Federal Budget and AppropriationsRepublican members of the House Budget Committee continued to discuss ways to move forward its FY17 budget resolution but did not appear closer to gaining enough support to pass one on the House floor. Meanwhile, the Senate is considering ways to reform the budget process. 

As previously reported (see Memo, 4/18), the House is at a stalemate in advancing its proposed budget resolution that was approved by the Budget Committee in March on a party line vote. The budget resolution faces opposition on both sides of the aisle, with no apparent compromise in sight. Democrats want to maintain the topline $1.07 trillion funding level agreed to in last year’s budget deal, while conservative Republicans want cuts to both mandatory and discretionary spending.

The House is in recess this week and returns with only a few days before May 15, when the House Appropriations Committee is permitted to bring bills to the House floor without a budget resolution. House Appropriations Committee Chair Hal Rogers (R-KY) stated, “May 15 is the date that we can legally go to the floor without a budget resolution, so that’s probably what’ll happen.”
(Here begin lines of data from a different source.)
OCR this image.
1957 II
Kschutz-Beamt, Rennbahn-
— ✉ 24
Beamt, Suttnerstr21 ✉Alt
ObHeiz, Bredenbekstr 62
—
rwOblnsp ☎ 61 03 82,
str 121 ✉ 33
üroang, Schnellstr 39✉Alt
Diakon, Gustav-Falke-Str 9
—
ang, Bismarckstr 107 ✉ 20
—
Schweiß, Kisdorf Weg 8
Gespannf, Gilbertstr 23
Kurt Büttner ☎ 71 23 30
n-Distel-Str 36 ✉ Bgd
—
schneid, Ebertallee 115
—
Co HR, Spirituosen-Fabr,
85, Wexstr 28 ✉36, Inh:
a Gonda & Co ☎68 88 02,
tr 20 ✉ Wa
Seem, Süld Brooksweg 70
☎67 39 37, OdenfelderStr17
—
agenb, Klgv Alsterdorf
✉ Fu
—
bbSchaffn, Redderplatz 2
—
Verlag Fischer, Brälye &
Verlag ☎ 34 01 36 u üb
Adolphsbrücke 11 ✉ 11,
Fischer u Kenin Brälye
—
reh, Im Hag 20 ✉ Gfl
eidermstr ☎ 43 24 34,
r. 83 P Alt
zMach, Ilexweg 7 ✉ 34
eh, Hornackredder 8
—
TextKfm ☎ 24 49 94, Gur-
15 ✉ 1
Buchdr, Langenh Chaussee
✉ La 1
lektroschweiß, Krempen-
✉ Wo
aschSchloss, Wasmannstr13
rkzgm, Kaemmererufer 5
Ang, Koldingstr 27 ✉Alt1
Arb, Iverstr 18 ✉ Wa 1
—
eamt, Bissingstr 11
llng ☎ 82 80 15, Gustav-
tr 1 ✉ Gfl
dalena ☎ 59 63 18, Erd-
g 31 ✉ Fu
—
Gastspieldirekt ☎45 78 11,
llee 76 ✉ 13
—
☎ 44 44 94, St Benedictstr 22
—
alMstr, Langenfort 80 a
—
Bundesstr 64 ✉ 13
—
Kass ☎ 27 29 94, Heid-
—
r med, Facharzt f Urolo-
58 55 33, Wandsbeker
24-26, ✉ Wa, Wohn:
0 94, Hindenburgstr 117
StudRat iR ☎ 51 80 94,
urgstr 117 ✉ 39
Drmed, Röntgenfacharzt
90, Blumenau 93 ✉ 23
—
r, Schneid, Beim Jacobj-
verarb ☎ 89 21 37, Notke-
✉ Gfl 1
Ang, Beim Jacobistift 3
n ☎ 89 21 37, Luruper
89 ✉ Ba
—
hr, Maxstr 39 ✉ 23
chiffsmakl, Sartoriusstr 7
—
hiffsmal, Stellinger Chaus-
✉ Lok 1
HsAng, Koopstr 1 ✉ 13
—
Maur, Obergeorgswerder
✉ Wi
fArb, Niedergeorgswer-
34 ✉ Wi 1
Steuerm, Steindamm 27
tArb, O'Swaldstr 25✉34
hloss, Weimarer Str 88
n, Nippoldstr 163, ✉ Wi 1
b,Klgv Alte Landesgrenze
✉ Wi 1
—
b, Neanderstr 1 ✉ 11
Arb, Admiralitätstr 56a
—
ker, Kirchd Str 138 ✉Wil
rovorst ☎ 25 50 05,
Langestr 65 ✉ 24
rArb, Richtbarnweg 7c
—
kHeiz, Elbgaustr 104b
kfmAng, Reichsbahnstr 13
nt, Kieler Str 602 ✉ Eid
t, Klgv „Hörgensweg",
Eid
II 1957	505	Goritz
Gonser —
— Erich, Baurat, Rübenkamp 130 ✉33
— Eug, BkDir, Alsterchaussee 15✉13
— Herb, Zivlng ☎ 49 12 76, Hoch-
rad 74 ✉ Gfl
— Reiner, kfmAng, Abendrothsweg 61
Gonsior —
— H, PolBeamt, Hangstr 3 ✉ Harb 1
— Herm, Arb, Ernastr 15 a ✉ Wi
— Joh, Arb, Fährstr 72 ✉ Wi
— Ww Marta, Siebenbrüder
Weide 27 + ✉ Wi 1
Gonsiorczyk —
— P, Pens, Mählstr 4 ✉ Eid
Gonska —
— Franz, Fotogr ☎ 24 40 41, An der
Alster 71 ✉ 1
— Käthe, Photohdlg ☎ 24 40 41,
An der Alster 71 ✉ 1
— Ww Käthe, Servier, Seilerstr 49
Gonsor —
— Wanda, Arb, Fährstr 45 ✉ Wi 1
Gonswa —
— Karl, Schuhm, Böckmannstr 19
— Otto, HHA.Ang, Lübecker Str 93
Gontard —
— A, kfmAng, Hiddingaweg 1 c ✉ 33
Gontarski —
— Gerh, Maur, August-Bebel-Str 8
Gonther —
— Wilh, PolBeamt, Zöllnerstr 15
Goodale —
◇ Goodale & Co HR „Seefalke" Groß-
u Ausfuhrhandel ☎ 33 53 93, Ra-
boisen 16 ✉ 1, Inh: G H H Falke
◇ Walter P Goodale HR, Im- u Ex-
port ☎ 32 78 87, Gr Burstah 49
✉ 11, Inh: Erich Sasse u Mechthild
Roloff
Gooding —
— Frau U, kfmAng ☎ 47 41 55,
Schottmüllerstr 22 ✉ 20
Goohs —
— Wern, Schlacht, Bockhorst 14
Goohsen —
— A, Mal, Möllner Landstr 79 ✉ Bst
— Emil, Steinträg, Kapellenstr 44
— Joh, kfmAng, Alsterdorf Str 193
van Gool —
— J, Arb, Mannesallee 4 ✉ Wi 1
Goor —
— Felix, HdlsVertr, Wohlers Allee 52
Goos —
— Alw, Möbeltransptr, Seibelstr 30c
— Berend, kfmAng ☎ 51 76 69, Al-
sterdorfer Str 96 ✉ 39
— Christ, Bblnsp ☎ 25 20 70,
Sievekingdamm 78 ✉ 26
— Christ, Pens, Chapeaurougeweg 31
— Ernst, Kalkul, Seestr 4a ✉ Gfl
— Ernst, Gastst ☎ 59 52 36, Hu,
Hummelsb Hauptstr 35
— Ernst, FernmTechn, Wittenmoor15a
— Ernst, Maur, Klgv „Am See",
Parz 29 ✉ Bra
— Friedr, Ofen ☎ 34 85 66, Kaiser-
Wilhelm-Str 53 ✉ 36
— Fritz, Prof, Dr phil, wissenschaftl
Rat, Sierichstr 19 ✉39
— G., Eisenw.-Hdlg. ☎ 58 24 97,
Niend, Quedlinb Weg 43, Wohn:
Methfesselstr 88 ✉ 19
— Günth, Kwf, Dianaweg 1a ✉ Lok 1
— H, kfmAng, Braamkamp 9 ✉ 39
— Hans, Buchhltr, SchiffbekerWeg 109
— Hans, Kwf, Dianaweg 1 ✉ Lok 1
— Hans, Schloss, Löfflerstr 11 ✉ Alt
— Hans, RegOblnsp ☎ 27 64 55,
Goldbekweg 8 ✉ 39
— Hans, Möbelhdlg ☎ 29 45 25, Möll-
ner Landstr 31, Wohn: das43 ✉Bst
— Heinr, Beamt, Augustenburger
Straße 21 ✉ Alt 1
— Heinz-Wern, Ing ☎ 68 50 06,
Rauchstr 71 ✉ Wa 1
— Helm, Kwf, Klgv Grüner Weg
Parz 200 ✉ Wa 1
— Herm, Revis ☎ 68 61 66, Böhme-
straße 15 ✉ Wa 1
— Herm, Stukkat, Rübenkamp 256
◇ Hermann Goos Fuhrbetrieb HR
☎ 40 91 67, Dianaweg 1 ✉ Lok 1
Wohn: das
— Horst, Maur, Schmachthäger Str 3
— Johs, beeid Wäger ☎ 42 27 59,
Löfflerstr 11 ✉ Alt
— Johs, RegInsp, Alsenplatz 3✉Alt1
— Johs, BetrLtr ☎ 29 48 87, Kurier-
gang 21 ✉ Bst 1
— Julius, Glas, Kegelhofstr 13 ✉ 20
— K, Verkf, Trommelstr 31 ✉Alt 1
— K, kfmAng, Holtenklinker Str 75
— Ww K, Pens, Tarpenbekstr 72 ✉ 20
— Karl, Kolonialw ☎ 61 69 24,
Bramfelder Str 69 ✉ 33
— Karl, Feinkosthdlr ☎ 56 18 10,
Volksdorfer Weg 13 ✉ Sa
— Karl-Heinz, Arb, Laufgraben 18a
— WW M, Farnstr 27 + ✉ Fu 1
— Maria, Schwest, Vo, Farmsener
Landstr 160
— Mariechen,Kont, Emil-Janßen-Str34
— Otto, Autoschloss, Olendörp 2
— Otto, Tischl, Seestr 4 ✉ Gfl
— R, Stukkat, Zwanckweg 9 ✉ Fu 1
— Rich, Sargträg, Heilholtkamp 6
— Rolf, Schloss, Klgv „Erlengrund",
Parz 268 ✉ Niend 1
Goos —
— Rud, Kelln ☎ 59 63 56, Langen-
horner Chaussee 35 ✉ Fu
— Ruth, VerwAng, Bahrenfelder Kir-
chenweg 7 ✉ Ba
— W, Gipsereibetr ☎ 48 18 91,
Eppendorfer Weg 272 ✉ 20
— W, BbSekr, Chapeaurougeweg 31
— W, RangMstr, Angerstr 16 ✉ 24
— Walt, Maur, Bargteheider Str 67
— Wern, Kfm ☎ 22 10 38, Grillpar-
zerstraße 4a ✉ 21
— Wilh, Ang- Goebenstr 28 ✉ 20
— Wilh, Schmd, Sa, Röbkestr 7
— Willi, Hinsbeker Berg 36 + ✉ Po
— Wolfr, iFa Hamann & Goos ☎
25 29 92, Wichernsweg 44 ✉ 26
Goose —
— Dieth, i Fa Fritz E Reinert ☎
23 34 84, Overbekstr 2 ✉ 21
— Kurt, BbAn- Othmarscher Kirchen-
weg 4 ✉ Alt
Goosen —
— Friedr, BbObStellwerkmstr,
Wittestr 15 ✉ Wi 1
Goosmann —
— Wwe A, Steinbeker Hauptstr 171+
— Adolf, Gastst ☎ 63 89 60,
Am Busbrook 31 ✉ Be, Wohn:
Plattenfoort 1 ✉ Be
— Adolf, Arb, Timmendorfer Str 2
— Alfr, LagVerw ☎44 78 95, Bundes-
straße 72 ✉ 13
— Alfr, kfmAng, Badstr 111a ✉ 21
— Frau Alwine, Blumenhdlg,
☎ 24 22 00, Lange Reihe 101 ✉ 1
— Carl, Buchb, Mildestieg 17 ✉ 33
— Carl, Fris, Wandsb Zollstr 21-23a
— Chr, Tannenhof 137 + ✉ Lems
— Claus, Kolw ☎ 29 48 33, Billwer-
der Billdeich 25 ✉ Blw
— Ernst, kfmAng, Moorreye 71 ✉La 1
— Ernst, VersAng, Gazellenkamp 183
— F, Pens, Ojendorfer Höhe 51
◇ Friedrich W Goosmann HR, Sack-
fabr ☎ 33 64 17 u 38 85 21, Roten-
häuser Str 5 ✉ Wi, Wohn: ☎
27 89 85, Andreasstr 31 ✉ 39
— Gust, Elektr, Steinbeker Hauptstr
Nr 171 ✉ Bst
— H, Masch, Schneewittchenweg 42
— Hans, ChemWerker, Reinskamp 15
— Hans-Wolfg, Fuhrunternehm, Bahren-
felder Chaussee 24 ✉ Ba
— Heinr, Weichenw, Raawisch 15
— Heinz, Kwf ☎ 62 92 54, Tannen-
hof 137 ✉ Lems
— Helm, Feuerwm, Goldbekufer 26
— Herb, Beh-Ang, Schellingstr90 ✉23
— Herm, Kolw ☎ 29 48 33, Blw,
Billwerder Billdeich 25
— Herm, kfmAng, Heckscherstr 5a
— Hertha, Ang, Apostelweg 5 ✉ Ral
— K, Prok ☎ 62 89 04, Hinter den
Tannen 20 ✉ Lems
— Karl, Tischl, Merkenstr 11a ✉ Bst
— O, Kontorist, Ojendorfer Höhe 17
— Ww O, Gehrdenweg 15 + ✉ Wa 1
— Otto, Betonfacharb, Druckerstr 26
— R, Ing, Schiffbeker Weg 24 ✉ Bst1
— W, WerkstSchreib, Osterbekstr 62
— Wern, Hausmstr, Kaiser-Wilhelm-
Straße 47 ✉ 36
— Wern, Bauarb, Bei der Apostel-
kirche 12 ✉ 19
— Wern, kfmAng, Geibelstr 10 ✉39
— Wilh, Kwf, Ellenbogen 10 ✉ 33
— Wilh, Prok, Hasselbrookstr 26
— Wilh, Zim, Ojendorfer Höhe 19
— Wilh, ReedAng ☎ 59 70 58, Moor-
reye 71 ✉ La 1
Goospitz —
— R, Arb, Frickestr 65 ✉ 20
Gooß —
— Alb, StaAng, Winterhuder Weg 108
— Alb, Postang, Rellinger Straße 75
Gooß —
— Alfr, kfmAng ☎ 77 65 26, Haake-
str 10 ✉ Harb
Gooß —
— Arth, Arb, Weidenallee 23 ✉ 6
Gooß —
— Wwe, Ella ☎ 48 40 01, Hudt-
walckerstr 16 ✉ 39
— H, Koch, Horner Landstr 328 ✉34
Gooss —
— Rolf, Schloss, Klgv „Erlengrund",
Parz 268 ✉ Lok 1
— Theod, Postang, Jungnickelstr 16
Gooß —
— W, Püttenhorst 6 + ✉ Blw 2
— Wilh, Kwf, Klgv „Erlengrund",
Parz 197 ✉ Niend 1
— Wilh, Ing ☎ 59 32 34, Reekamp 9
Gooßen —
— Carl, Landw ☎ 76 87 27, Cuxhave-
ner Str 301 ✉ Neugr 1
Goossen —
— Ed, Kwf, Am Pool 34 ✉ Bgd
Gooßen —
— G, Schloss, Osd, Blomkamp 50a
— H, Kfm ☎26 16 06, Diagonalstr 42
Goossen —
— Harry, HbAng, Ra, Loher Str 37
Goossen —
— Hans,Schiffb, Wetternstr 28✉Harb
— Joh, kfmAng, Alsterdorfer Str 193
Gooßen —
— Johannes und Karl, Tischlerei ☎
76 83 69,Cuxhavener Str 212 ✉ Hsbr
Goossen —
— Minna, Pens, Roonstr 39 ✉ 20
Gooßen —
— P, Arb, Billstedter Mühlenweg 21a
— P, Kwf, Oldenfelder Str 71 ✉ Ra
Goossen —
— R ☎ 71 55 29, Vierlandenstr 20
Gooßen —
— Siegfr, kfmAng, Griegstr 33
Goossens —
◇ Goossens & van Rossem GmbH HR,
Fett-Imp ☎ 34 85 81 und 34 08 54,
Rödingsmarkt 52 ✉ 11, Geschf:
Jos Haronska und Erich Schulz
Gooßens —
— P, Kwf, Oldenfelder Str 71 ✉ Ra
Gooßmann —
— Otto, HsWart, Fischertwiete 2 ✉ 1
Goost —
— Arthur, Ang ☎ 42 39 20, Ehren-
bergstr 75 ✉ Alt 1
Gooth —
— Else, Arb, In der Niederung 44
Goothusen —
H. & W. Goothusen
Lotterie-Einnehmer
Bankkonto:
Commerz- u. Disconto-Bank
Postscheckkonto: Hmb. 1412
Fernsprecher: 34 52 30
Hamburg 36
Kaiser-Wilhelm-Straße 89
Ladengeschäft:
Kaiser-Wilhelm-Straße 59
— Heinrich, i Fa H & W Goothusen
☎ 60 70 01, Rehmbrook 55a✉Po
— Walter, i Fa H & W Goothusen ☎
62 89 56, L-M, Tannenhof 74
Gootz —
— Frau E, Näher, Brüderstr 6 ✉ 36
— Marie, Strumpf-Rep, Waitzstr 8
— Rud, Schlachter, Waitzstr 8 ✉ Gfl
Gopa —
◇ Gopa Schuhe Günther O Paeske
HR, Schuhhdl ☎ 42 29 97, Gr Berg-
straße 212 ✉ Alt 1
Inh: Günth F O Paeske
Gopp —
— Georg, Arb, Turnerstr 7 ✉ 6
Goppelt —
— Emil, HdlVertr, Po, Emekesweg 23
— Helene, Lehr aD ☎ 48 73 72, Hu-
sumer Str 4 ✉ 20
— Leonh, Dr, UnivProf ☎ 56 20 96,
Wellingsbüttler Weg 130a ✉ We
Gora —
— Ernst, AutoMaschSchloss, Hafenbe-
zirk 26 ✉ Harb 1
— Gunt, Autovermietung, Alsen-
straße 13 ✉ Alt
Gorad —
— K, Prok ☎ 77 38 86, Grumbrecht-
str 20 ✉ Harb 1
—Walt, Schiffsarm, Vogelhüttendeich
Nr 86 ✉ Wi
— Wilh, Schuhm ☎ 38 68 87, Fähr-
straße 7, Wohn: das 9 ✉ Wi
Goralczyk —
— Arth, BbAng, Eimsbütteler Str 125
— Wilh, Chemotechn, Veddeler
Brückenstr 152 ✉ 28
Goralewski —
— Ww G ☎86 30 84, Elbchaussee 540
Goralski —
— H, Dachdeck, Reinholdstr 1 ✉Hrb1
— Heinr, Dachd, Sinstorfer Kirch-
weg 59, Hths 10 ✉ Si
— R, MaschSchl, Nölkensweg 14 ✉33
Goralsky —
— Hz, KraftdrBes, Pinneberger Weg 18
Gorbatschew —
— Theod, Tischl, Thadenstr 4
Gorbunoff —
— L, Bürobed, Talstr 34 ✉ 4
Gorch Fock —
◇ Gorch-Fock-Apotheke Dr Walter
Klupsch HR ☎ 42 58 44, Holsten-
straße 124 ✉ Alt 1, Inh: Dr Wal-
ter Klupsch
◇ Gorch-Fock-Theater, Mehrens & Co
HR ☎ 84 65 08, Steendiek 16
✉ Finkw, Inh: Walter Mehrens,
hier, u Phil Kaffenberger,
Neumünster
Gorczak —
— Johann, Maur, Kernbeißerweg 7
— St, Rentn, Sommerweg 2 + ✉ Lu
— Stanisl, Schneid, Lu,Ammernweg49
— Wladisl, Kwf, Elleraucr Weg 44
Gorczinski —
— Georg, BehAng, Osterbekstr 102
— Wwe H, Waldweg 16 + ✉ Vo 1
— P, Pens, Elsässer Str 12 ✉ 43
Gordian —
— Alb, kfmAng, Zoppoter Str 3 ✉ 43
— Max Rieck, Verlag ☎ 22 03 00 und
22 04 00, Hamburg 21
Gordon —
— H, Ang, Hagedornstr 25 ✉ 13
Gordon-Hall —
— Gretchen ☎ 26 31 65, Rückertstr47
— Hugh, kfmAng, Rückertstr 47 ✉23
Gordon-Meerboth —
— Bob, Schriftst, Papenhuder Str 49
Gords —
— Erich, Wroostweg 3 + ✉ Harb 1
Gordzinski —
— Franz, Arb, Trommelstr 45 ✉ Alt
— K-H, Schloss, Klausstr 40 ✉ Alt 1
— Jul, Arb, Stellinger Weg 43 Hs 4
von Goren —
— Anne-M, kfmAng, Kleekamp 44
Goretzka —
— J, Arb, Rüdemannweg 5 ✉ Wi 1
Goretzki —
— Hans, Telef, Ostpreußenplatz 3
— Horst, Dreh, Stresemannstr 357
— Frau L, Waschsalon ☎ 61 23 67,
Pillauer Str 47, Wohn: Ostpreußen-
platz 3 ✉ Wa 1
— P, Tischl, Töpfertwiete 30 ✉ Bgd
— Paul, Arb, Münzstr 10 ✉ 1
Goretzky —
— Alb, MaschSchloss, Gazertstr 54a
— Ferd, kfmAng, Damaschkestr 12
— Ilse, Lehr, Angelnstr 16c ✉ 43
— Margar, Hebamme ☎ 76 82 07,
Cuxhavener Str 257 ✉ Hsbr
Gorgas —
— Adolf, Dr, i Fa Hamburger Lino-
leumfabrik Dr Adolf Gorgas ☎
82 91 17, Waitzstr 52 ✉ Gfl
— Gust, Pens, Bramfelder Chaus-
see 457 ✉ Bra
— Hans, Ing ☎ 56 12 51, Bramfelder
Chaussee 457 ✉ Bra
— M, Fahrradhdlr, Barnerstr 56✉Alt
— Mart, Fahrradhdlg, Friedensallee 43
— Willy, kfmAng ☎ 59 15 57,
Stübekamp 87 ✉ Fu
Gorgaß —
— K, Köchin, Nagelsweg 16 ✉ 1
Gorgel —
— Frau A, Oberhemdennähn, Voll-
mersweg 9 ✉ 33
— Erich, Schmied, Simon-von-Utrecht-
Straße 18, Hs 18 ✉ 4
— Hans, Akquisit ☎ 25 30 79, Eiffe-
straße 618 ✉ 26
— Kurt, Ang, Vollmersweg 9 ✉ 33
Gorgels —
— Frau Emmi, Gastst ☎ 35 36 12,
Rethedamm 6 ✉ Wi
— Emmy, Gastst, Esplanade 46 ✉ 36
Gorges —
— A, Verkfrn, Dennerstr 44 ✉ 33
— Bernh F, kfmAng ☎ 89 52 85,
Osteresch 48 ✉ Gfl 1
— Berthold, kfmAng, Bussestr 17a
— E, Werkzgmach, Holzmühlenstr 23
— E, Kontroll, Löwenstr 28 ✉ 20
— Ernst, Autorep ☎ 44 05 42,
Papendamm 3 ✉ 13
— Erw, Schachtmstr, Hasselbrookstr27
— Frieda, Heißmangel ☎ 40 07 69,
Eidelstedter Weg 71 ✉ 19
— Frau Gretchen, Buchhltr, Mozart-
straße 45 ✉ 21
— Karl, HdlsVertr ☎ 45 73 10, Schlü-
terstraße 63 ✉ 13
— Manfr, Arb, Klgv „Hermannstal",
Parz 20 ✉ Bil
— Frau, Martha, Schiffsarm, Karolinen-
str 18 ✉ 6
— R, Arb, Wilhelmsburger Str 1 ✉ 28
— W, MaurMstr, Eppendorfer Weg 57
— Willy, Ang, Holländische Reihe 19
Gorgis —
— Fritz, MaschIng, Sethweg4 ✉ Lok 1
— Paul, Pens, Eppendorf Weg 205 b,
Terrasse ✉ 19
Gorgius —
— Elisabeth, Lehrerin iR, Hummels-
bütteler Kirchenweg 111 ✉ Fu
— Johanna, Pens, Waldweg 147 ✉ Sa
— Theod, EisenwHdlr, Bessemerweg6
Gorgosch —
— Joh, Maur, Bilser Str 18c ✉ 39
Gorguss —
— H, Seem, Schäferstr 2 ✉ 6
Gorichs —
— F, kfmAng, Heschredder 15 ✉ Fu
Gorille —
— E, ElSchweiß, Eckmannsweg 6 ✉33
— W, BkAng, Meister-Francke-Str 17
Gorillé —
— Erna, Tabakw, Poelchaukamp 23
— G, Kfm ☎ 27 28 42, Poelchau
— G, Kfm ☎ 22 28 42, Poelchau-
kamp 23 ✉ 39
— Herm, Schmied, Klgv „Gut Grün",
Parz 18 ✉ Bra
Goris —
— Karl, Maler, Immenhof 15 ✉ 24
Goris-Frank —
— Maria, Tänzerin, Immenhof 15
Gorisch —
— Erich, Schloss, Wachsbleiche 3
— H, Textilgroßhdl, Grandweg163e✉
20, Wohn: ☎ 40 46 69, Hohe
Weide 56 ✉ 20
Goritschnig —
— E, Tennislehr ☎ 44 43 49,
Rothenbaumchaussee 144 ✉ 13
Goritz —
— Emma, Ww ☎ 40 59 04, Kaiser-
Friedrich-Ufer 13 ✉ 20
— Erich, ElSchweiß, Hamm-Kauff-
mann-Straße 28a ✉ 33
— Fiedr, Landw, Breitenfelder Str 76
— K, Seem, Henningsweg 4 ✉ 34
The Senate continued to examine ways of reforming the budget process, with Senate Budget Committee Chair Mike Enzi (R-WY) declaring during a hearing, “I feel seriously enough about this that I have volunteered to eliminate the Budget Committee if it's irrelevant.” He continued, “We can’t need more steps in our process. We need more effective steps in our process." Congress has passed a budget resolution only seven times in the last 15 fiscal years. Senators on the committee are also considering moving towards biennial budgeting so agencies have more time to plan and increase certainty in the appropriations process.

Last week, the committee released a memo that outlines ways to reform the budget process, including making the congressional budget a binding document and conducting portfolio reviews to examine resource-allocation decisions (both tax preferences and spending) by policy goal.

Senator Enzi wants to produce a bipartisan overhaul bill this month, but it remains to be seen whether the full Senate will consider a bill this year.